Sur le plan continental, l’indépendance du Sud-Soudan aura des
conséquences géopolitiques sur la configuration générale de l’Afrique. Au delà
de la division du Soudan et la création de l’Etat du Sud-Soudan, son
indépendance constituera un précédent, un cas de jurisprudence, pour tous les
mouvements indépendantistes africains. 

En effet, l’indépendance du Sud Soudan serait la preuve que la sécession
peut être une résolution à un conflit ethno-tribal. Les mouvements
indépendantistes du Cabinda, du delta du Niger (Nigeria), de la Casamance au
Sénégal, et de la Kabylie en Algérie, trouveraient en cela une légitimité de
leur combat. Le dernier mouvement cité, le Mouvement pour l’Autonomie de la
Kabylie, a déjà mis en place, depuis le 2 juin 2010 à Paris, un
gouvernement provisoire en exile. L’indépendance du Sud-soudan serait un pas en
avant vers la légitimation du combat de ces mouvements.
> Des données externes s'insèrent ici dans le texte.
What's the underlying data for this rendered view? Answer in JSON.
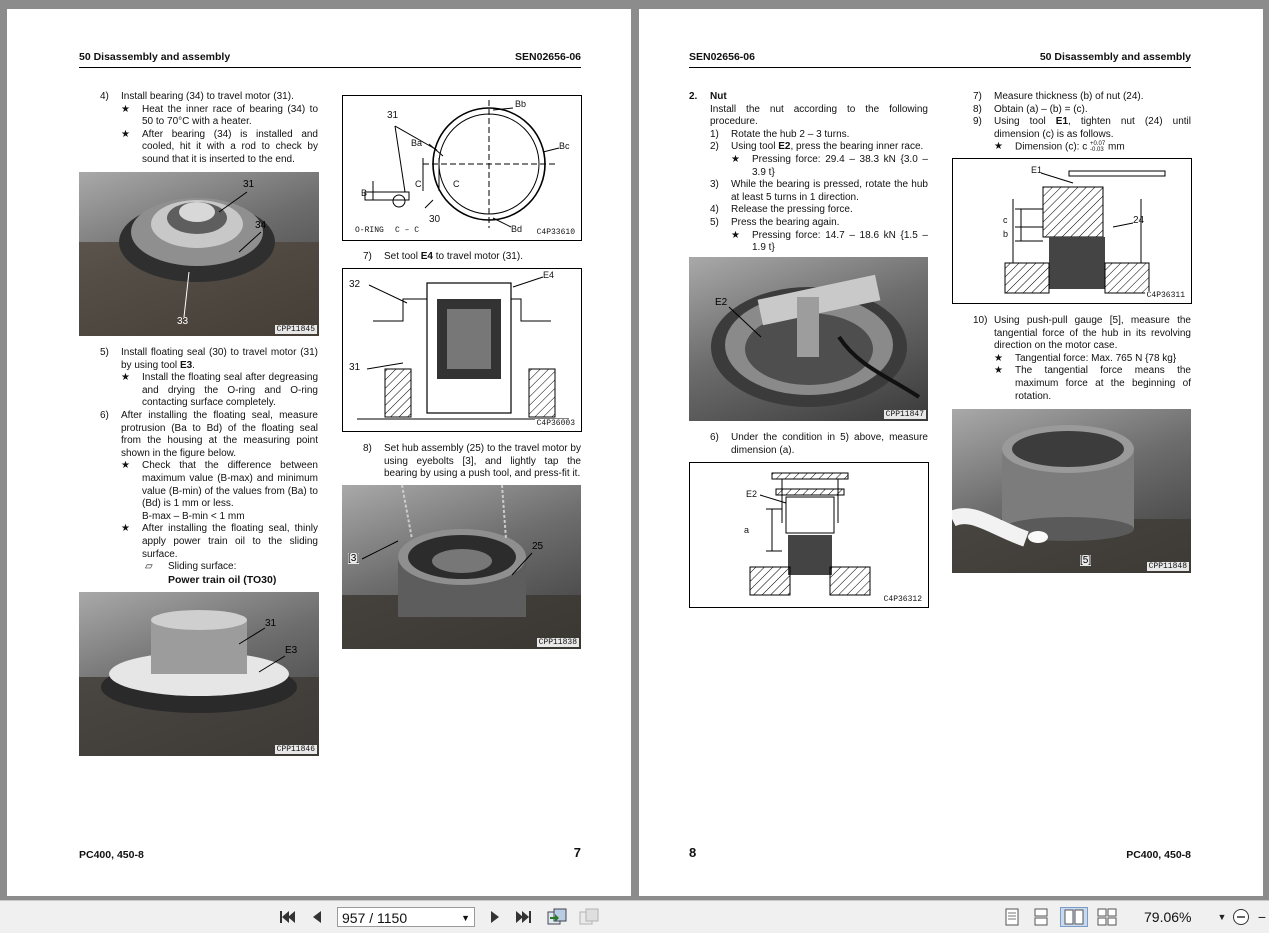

Sur plan sécuritaire et dans le contexte sous-régional,
les conséquences sécuritaires, dans une sous-région qui est considérée être le
ventre mou de l’Afrique, seront désastreuses. A ce niveau,
 l’organisation de ce referendum, qu’il aboutisse à l’indépendance
du Sud Soudan ou à son maintien dans le Soudan, constitue un déjà une menace
sécuritaire pour les pays de la sous-région. Les pays de la sous-région, La
République Démocratique du Congo, l’Ouganda, La République Centre-Afrique sont
exposés à une crise sécuritaire.  

 

Comme nous l’avons dit plus haut ce referendum aboutira à deux résultats
possibles: l’indépendance ou le maintien du Sud dans le Soudan.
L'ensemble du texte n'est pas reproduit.